Antonio, nacque ad Alzano Lombardo il 31 luglio 1838, da genitori originari di Serina, partì volontario garibaldino, poi tornato agli studi venne nominato bibliotecario della Biblioteca Civica (1877); egli non potè dedicarle molto tempo della sua vita e della sua cultura, poichè mori l’11 ottobre 1883, a soli 45 anni. Egli fu un benemerito della storia bergamasca e di quanto si riferisce al nostro dialetto e alle nostre tradizioni. L’opera più cospicua di Antonio Tiraboschi è il Saggio di un vocabolario bergamasco,(1859), frutto di una preparazione senza eguali e di una penetrazione profonda delle cose bergamasche. Egli dedicò al dialetto altre opere di notevole importanza: Il Vocabolario dei dialetti bergamaschi antichi e moderni, (1873), La Grammatica italiana bergamasca (1880) e un Abbozzo di una grammatica bergamasco-italiana (1906), (manoscritto conservato presso la biblioteca civica). I suoi scritti illustrarono anche le tradizioni locali: Proverbi bergamaschi (1875), diventato poi Gergo dei pastori bergamaschi, Usi di Natale nel bergamasco (1878) e Usi pasquali nel bergamasco (1878). Raccolse una serie di poesie di Pietro Ruggeri da Stabello, stampate qua e là su almanacchi, o ritrovate tra fogli volanti e manoscritti del poeta e pubblicate con il titolo Poesie in bergamasco di Pietro Ruggeri da Stabello(1869), facendole precedere da una preziosa biografia.

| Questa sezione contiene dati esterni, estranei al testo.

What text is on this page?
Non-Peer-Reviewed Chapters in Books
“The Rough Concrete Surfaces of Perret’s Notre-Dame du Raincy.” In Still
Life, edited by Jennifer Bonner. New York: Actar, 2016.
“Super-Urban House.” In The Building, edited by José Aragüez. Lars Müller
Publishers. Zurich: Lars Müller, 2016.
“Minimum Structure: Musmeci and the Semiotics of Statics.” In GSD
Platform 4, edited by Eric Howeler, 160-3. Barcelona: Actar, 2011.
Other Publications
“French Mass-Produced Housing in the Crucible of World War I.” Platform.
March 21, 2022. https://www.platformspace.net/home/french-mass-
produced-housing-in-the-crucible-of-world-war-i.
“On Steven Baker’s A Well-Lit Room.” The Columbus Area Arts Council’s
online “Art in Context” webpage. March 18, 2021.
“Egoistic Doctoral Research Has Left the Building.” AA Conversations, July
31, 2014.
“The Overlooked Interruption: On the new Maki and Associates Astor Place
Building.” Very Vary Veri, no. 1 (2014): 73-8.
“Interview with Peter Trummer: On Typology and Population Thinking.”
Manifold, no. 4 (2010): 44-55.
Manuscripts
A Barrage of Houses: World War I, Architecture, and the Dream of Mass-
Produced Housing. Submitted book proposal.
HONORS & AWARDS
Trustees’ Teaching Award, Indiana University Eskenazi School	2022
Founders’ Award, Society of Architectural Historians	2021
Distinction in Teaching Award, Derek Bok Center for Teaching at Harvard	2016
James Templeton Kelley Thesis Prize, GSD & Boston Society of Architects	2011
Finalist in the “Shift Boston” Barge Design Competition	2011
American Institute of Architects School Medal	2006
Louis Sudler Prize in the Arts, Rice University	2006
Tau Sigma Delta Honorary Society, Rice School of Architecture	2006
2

L’abate Giovanni Battista fu per lunghi anni professore al ginnasio di Bergamo, sostenitore della causa promossa da Gabriele Camozzi contro l’oppressione austriaca e fervente agitatore dei moti del 1848, morì Arciprete di Costa Mezzate il 18 Febbraio 1880. Giovanni, valente pittore del XIX secolo fu amico di Pietro Ruggeri da Stabello, che assistette nel momento della morte il 17 Gennaio 1858. Alessandro, Politico bergamasco (1873-1962), figlio dello storico Antonio, compì gli studi classici a Bergamo e si laureò a Padova dopo aver frequentato diverse università, allontanato da molte di esse per l’attività propagandistica. Praticò come avvocato nella città natale. Fece parte del movimento socialista sin da giovane e fu eletto deputato nella XXVI legislatura (1921-24). Fu membro del consiglio amministrativo dell’ “Avanti” e visse appartato con l’avvento del fascismo; fu incarcerato per i moti successivi al delitto Matteotti e si unì poi alla Resistenza. Fu presidente dell’Associazione Generale del Mutuo Soccorso una prima volta nel 1921, poi dal 1945 alla morte; Presidente della commissione della Biblioteca Civica. Si dedicò innanzitutto ai problemi delle carceri di Bergamo. Nel corso della Grande Guerra (1915-1918), cadde il soldato Carlo di Zogno. Durante i secondo conflitto mondiale (1940-1945) persero la vita i soldati Luigi e Pietro di Zogno e Giovanni di Spino al Brembo. Di Oltre il Colle morì il soldato Vittorio, mentre di Zambla: Antonio Benigno, Leone, Luigi e Matteo.